- Associated Press - Wednesday, July 8, 2015

CHEYENNE, Wyo. (AP) - The review board for the Wyoming Department of Environmental Quality on Wednesday set aside a request to enable the public to comment on proposed state environmental regulations by email after being told the petition needed the department director’s endorsement before the council could vote on it.

The department has been developing a way for the public to submit written comments through its website. One problem with email comments is any intercepted by the state’s spam filters might never be read, department Director Todd Parfitt told the state Environmental Quality Council.

“Electronic comment is something we need to evolve to,” Parfitt said. “We were working toward those capabilities before this request was filed.”

The council voted 6-0 to table the petition filed by two groups, the Powder River Basin Resource Council and Citizens United for Responsible Energy Development, after Senior Assistant Attorney General Dave Ross said the petition needed Parfitt’s approval before the council could vote.

That brought the council’s authority under question.
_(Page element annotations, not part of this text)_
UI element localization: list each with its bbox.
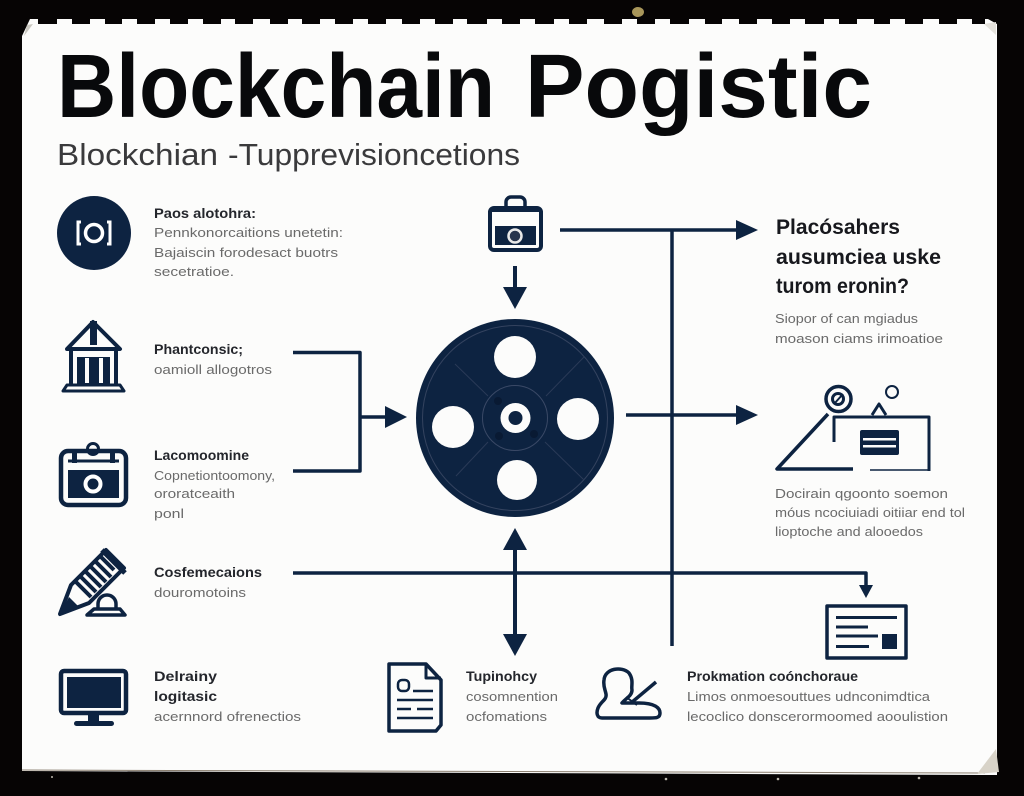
icon: camera badge	[57, 196, 131, 270]
text block: item 5: Delrainy	[154, 669, 218, 684]
icon: camera bag	[490, 197, 541, 250]
icon: monitor	[61, 671, 126, 726]
text block: bottom right: Prokmation coónchoraue	[687, 669, 859, 684]
text block: item 4: douromotoins	[154, 585, 247, 600]
title	[57, 37, 872, 137]
icon: calendar camera	[61, 444, 126, 505]
icon: document card	[827, 606, 906, 658]
icon: bank building	[63, 321, 124, 391]
text block: item 1: Bajaiscin forodesact buotrs	[154, 245, 339, 260]
text block: right heading: Placósahers	[776, 216, 900, 239]
title: Blockchain	[57, 37, 495, 137]
subtitle: -Tupprevisioncetions	[228, 137, 520, 172]
text block: bottom middle: cosomnention	[466, 689, 558, 704]
text block: item 2	[154, 342, 273, 377]
text block: right middle: móus ncociuiadi oitiiar end tol	[775, 505, 965, 520]
text block: item 3: ororatceaith	[154, 486, 235, 501]
arrow: wheel to middle right	[626, 405, 758, 425]
text block: item 4	[154, 565, 262, 600]
text block: right middle: Docirain qgoonto soemon	[775, 486, 948, 501]
text block: bottom middle	[466, 669, 558, 724]
text block: right heading: turom eronin?	[776, 275, 909, 298]
text block: item 2: Phantconsic;	[154, 342, 243, 357]
text block: item 1: secetratioe.	[154, 264, 234, 279]
dust specks	[51, 776, 920, 780]
text block: item 3: ponl	[154, 506, 184, 521]
text block: bottom middle: ocfomations	[466, 709, 548, 724]
arrow: long line to document	[293, 573, 873, 598]
icon: person signing	[597, 669, 660, 718]
text block: item 2: oamioll allogotros	[154, 362, 273, 377]
icon: pen and stamp	[60, 550, 125, 615]
arrow: bag line to top right	[560, 220, 758, 646]
text block: right heading: Siopor of can mgiadus	[775, 311, 919, 326]
brass pin	[632, 7, 644, 17]
central wheel	[416, 319, 614, 517]
subtitle	[57, 137, 520, 172]
text block: right heading	[775, 216, 943, 346]
text block: item 4: Cosfemecaions	[154, 565, 262, 580]
text block: right middle: lioptoche and alooedos	[775, 524, 924, 539]
icon: magnifier and board	[777, 386, 929, 471]
text block: item 3: Lacomoomine	[154, 448, 250, 463]
text block: bottom right: lecoclico donscerormoomed aooulistion	[687, 709, 948, 724]
icon: document page	[389, 664, 441, 731]
arrow: double headed vertical	[503, 528, 527, 656]
text block: bottom right	[687, 669, 948, 724]
text block: item 3: Copnetiontoomony,	[154, 468, 275, 483]
text block: item 5	[154, 669, 302, 724]
text block: item 5: logitasic	[154, 689, 218, 704]
text block: item 1: Paos alotohra:	[154, 206, 256, 221]
text block: item 5: acernnord ofrenectios	[154, 709, 302, 724]
text block: right middle	[775, 486, 965, 539]
text block: bottom right: Limos onmoesouttues udnconimdtica	[687, 689, 931, 704]
text block: bottom middle: Tupinohcy	[466, 669, 538, 684]
title: Pogistic	[525, 37, 872, 137]
text block: right heading: ausumciea uske	[776, 246, 941, 269]
subtitle: Blockchian	[57, 137, 218, 172]
arrow: bag to wheel	[503, 266, 527, 309]
text block: item 1	[154, 206, 343, 279]
connector: left bracket	[293, 352, 407, 471]
text block: item 3	[154, 448, 275, 521]
text block: right heading: moason ciams irimoatioe	[775, 331, 943, 346]
text block: item 1: Pennkonorcaitions unetetin:	[154, 225, 343, 240]
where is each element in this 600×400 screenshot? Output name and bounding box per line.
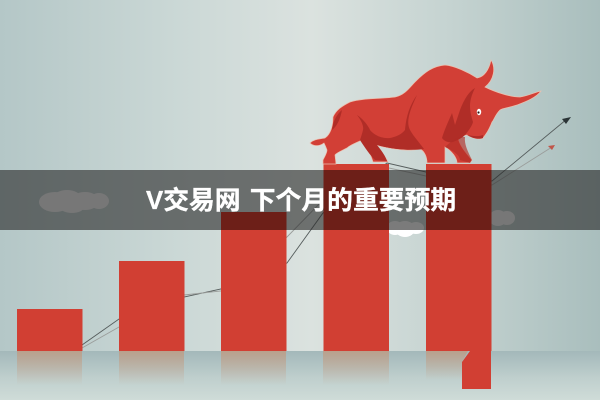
dark caption band — [0, 170, 600, 230]
bar 5 — [426, 164, 492, 351]
bar 3 — [221, 212, 286, 351]
floor — [0, 351, 600, 400]
bar 1 — [17, 309, 82, 351]
icon: red bull — [310, 60, 541, 164]
clouds — [39, 190, 515, 237]
title: V交易网 下个月的重要预期 — [146, 187, 456, 215]
bar tops inside band — [221, 170, 492, 230]
arrowhead: red — [548, 145, 555, 150]
bar reflections — [17, 351, 468, 385]
bull eye — [477, 109, 481, 115]
bull shading — [332, 88, 483, 163]
arrowhead: dark — [562, 117, 571, 124]
falling bar segment — [462, 351, 491, 389]
bull body — [310, 60, 541, 164]
bar 2 — [119, 261, 184, 351]
trend lines with arrows — [82, 117, 571, 348]
bar 4 — [324, 164, 389, 351]
bar chart — [17, 164, 492, 389]
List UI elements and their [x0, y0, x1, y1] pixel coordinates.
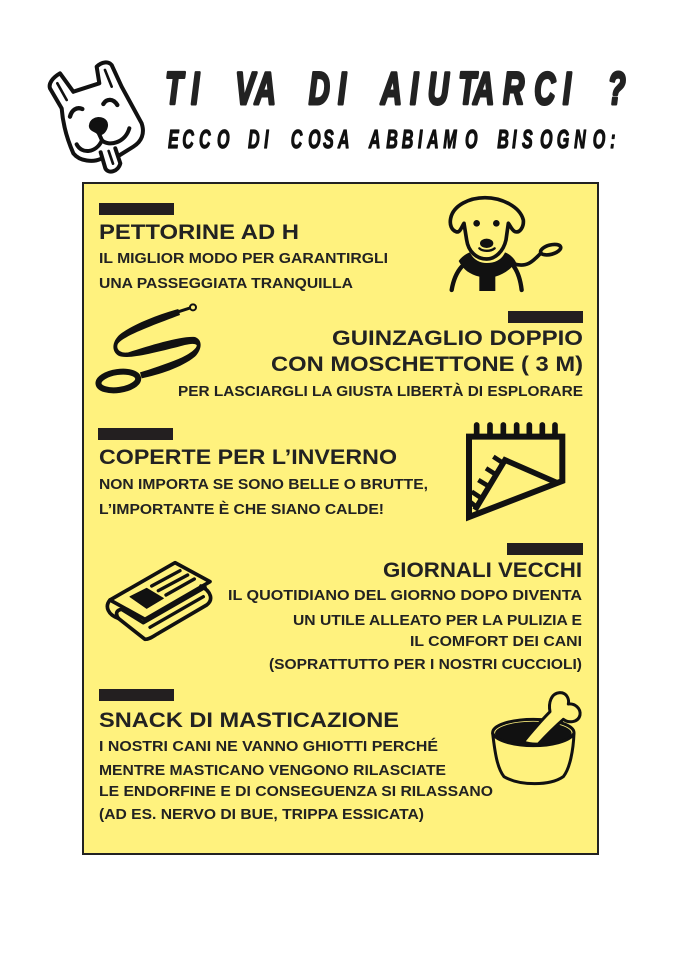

Council Executive Director Jim Ruby disagreed with Ross, saying state law gives the council the power to consider petitions directly to it independently of the department director’s positive or negative recommendation.

“The statute says ‘recommendation,’” Ruby said. “It doesn’t say ‘positive’ or ‘negative.’”

Most Wyoming agencies take written comments electronically, but the Department of Environmental Quality still requires them to be written on paper and submitted in person, mailed or faxed. Yet the department receives perhaps more public comments than any other state agency, according to Parfitt.

The U.S. Environmental Protection Agency accepts more than 4 million public comments by email every year without problem, Powder River Basin Resource Council attorney Shannon Anderson told the council.

“Everyone has email now and it really would allow a greater amount of public participation,” Anderson said.

The groups first asked the department back in 2010 to consider accepting emailed comments, according to their petition.

The department could be in a position to begin taking public comments later this year, Parfitt said.